2 min readMay 31, 2024


Today marks 103 years since the 1921 Tulsa Race Massacre, in which white mob violence decimated Tulsa’s Greenwood district.

Before the massacre, the Greenwood district—also known as “Black Wall Street”—was the country’s wealthiest Black community.

Greenwood, at its height, was home to 108 Black-owned businesses, including 30 restaurants, 41 groceries and the largest Black-owned hotel in the United States. Black professionals also moved to Greenwood, making it the base for a thriving class of Black physicians, surgeons, real estate agents, lawyers and dentists.

From May 31 to June 1, 1921, Tulsa’s white residents attacked the Greenwood district, killing 300 and burning 1,200 homes. After the massacre, 6,000 displaced survivors were sent to internment camps where many were made to labor without pay.

According to a 2018 research paper in the American Journal of Economics and Sociology, the massacre destroyed an estimated $200 million worth of Black property.

After the massacre, Tulsa’s Black community gathered the funds to rebuild the district and its businesses.

By 1942, Greenwood was home to 242 Black-owned businesses.

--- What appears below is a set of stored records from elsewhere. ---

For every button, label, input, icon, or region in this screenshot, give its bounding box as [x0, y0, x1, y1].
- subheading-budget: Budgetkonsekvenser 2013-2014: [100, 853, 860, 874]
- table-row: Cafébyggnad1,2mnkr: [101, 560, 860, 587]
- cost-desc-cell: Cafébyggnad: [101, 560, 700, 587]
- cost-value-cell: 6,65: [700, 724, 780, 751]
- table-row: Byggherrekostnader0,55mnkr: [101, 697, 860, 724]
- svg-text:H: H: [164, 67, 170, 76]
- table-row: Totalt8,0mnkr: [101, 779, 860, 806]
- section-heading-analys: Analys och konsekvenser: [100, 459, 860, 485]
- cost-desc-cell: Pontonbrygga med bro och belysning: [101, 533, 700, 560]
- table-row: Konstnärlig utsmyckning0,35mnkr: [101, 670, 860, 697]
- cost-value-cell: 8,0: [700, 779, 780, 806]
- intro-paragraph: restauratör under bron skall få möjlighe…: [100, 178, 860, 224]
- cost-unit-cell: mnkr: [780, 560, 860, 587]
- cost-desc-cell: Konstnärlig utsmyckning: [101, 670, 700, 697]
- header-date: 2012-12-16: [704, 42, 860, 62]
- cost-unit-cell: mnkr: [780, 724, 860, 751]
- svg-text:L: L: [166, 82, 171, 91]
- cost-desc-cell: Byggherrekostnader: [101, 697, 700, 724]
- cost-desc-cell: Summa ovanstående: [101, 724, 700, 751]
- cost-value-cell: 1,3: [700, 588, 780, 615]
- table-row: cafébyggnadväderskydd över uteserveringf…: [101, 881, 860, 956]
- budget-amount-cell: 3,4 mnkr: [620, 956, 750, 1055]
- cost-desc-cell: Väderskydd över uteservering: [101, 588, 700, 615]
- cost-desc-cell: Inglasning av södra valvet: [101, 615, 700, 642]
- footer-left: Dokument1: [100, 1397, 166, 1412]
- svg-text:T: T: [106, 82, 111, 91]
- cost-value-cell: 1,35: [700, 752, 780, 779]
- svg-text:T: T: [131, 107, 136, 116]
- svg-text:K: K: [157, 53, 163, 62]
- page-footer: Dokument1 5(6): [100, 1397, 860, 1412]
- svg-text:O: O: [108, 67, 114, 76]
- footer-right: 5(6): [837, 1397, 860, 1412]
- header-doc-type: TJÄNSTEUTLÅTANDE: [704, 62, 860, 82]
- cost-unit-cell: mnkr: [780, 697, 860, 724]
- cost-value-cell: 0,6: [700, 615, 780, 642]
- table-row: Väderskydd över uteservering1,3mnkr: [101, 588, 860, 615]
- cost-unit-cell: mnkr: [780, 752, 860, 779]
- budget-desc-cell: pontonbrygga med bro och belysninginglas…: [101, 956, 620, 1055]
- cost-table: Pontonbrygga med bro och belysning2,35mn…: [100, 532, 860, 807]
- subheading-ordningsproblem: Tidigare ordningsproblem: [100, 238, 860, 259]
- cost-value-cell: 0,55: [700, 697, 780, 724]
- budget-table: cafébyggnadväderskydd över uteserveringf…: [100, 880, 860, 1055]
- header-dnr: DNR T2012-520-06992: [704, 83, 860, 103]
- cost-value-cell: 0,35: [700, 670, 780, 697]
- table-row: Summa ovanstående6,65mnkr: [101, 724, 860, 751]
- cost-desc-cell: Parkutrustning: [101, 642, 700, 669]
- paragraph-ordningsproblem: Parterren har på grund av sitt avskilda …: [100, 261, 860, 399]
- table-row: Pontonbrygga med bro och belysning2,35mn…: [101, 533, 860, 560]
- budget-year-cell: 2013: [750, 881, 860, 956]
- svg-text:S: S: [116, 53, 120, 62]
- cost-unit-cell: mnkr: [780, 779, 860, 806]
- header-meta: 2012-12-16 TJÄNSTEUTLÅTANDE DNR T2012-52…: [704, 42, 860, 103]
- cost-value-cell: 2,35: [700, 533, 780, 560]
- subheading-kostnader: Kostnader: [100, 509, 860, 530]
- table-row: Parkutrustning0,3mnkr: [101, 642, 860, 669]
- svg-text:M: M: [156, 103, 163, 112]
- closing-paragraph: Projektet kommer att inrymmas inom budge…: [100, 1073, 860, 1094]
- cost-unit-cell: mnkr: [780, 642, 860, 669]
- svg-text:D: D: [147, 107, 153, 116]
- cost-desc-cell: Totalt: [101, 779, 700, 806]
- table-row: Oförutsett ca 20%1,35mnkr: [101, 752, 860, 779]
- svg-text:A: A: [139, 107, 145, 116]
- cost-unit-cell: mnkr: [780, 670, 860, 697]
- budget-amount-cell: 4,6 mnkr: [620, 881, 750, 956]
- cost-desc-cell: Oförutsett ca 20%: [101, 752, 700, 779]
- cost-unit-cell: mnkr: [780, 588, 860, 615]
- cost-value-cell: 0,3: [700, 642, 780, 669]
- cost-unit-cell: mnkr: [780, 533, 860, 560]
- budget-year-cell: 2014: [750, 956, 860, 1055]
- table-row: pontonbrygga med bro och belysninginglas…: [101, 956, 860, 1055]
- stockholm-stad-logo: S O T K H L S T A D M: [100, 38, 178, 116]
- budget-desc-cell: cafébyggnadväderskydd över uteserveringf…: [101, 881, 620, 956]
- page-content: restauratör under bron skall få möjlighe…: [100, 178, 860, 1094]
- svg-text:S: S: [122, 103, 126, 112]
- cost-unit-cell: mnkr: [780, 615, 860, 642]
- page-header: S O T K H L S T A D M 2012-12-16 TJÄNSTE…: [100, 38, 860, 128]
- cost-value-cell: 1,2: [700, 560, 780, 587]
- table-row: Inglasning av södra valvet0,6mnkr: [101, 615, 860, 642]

From 1924–1928, filmmaker Rev. Solomon Sir Jones filmed footage of several Black towns in Oklahoma, including Greenwood.

Jones traveled to Tulsa to capture footage of a rebuilt Greenwood after the massacre.

Before statehood, Oklahoma was home to 50+ thriving Black communities; 13 of those communities still exist today.

Here’s what survivor Eunice Jackson told author Eddie Faye Gates in her 1997 book “They Came Searching” on the rebuilding of Greenwood:

“They just were not going to be kept down. They were determined not to give up. So they rebuilt Greenwood and it was just wonderful.”